先週、福岡地裁で和解した事件のご報告です。担当は久保井、小林。

09月02日17時43分

 久留米大学病院3年前、福岡県久留米市にある大学病院で手術を受けた後に死亡した男性の遺族が、「医療ミスがあった」として賠償を求めた裁判で、病院側が和解金の支払いに加え、医療事故として第三者機関に報告するという条件で和解が成立しました。
 遺族側によりますと、こうした条件が盛り込まれるのは異例だということです。
 3年前、久留米大学病院で食道がんの手術を受けた当時64歳の男性が、手術後に急性循環不全で死亡し、男性の遺族は手術後に血圧を上昇させる処置に過失があったとして病院に賠償を求める訴えを起こしました。
 福岡地方裁判所は「過失と死亡との間に因果関係がある」として和解勧告し、病院側が和解金4600万円あまりを支払うことできょう、和解が成立しました。
 遺族側の弁護士によりますと、和解には医療事故調査制度に基づき病院側が医療事故として第三者機関に報告することが盛り込まれていて、こうした条件は異例だということです。

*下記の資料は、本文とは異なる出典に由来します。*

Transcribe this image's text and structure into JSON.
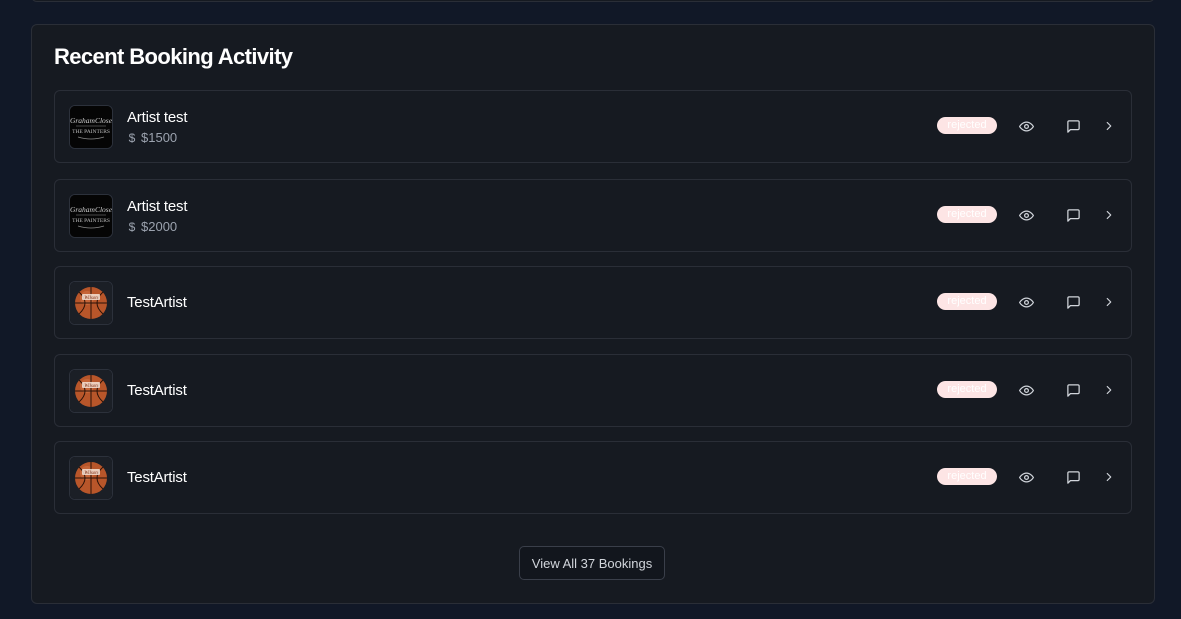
{
  "panel": {
    "title": "Recent Booking Activity"
  },
  "bookings": [
    {
      "artist": "Artist test",
      "avatar_icon": "band-logo-icon",
      "currency_icon": "dollar-icon",
      "currency_symbol": "$",
      "price": "$1500",
      "status": "rejected"
    },
    {
      "artist": "Artist test",
      "avatar_icon": "band-logo-icon",
      "currency_icon": "dollar-icon",
      "currency_symbol": "$",
      "price": "$2000",
      "status": "rejected"
    },
    {
      "artist": "TestArtist",
      "avatar_icon": "basketball-icon",
      "status": "rejected"
    },
    {
      "artist": "TestArtist",
      "avatar_icon": "basketball-icon",
      "status": "rejected"
    },
    {
      "artist": "TestArtist",
      "avatar_icon": "basketball-icon",
      "status": "rejected"
    }
  ],
  "row_actions": {
    "view_icon": "eye-icon",
    "message_icon": "message-square-icon",
    "open_icon": "chevron-right-icon"
  },
  "footer": {
    "view_all_label": "View All 37 Bookings"
  },
  "colors": {
    "background": "#111827",
    "card": "#161a21",
    "border": "#2a2e37",
    "status_rejected_bg": "#fde5e5",
    "muted_text": "#9ca3af"
  }
}
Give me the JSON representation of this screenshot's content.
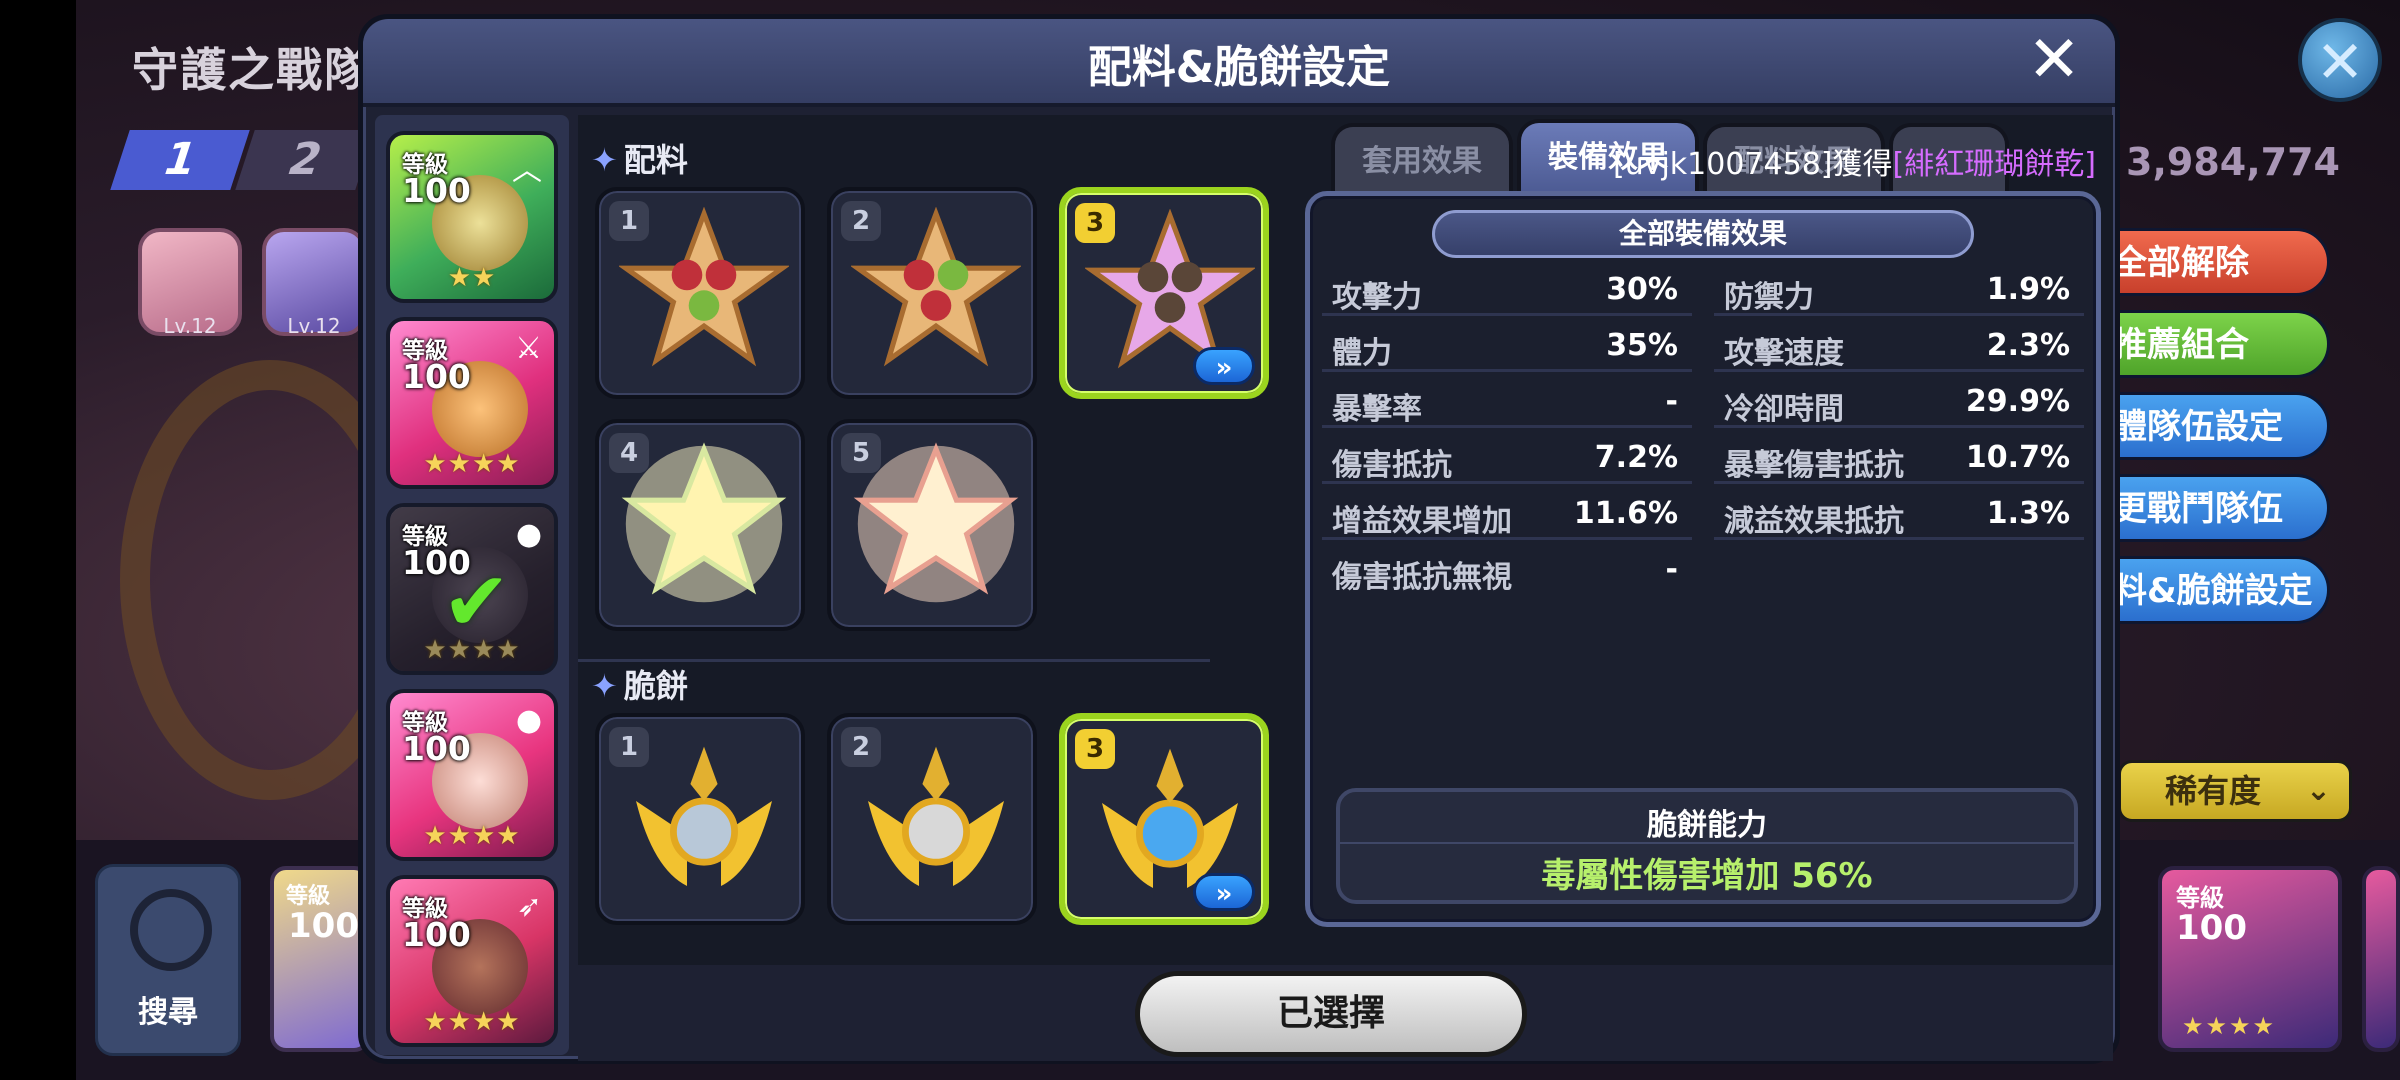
{
  "background": {
    "title": "守護之戰隊",
    "tabs": [
      "1",
      "2"
    ],
    "chips": [
      {
        "level": "Lv.12",
        "color": "#e7a8bf"
      },
      {
        "level": "Lv.12",
        "color": "#9a86d8"
      }
    ],
    "score": "3,984,774",
    "menu": [
      {
        "label": "全部解除",
        "color": "red"
      },
      {
        "label": "推薦組合",
        "color": "green"
      },
      {
        "label": "體隊伍設定",
        "color": "blue"
      },
      {
        "label": "更戰鬥隊伍",
        "color": "blue"
      },
      {
        "label": "料&脆餅設定",
        "color": "blue"
      }
    ],
    "rarity_label": "稀有度",
    "search_label": "搜尋",
    "bottom_cards": [
      {
        "level_label": "等級",
        "level": "100"
      },
      {
        "level_label": "等級",
        "level": "100"
      }
    ]
  },
  "modal": {
    "title": "配料&脆餅設定",
    "close_icon": "close-icon"
  },
  "cookies": [
    {
      "level_label": "等級",
      "level": "100",
      "stars": "★★",
      "corner": "chevron-up-icon"
    },
    {
      "level_label": "等級",
      "level": "100",
      "stars": "★★★★",
      "corner": "sword-icon"
    },
    {
      "level_label": "等級",
      "level": "100",
      "stars": "★★★★",
      "corner": "bomb-icon",
      "checked": true
    },
    {
      "level_label": "等級",
      "level": "100",
      "stars": "★★★★",
      "corner": "bomb-icon"
    },
    {
      "level_label": "等級",
      "level": "100",
      "stars": "★★★★",
      "corner": "arrow-icon"
    }
  ],
  "toppings": {
    "header": "配料",
    "slots": [
      {
        "num": "1",
        "selected": false
      },
      {
        "num": "2",
        "selected": false
      },
      {
        "num": "3",
        "selected": true
      },
      {
        "num": "4",
        "selected": false
      },
      {
        "num": "5",
        "selected": false
      }
    ]
  },
  "tarts": {
    "header": "脆餅",
    "slots": [
      {
        "num": "1",
        "selected": false
      },
      {
        "num": "2",
        "selected": false
      },
      {
        "num": "3",
        "selected": true
      }
    ]
  },
  "tabs": [
    {
      "label": "套用效果",
      "active": false
    },
    {
      "label": "裝備效果",
      "active": true
    },
    {
      "label": "配料效果",
      "active": false
    }
  ],
  "notice": {
    "prefix": "[uvjk1007458]獲得",
    "highlight": "[緋紅珊瑚餅乾]"
  },
  "effects": {
    "header": "全部裝備效果",
    "left": [
      {
        "key": "攻擊力",
        "value": "30%"
      },
      {
        "key": "體力",
        "value": "35%"
      },
      {
        "key": "暴擊率",
        "value": "-"
      },
      {
        "key": "傷害抵抗",
        "value": "7.2%"
      },
      {
        "key": "增益效果增加",
        "value": "11.6%"
      },
      {
        "key": "傷害抵抗無視",
        "value": "-"
      }
    ],
    "right": [
      {
        "key": "防禦力",
        "value": "1.9%"
      },
      {
        "key": "攻擊速度",
        "value": "2.3%"
      },
      {
        "key": "冷卻時間",
        "value": "29.9%"
      },
      {
        "key": "暴擊傷害抵抗",
        "value": "10.7%"
      },
      {
        "key": "減益效果抵抗",
        "value": "1.3%"
      }
    ],
    "ability_title": "脆餅能力",
    "ability_value": "毒屬性傷害增加 56%"
  },
  "footer": {
    "selected_label": "已選擇"
  }
}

 調査制度は全国の医療事故を分析し再発防止につなげるものですが、報告するかどうかは医療機関の判断に委ねられていて、必要な報告や調査が行われていないという指摘もあります。
 男性の妻は「病院の姿勢や説明の内容に納得できず裁判となりましたが、二度と同じことが起きることがないよう、再発防止にいかされることを強く希望します」とコメントしています。
 和解について、久留米大学病院は「本件を真摯に受け止め、重大なる教訓として体制を強化し、医療の安全確保により一層努めてまいります」とコメントしています。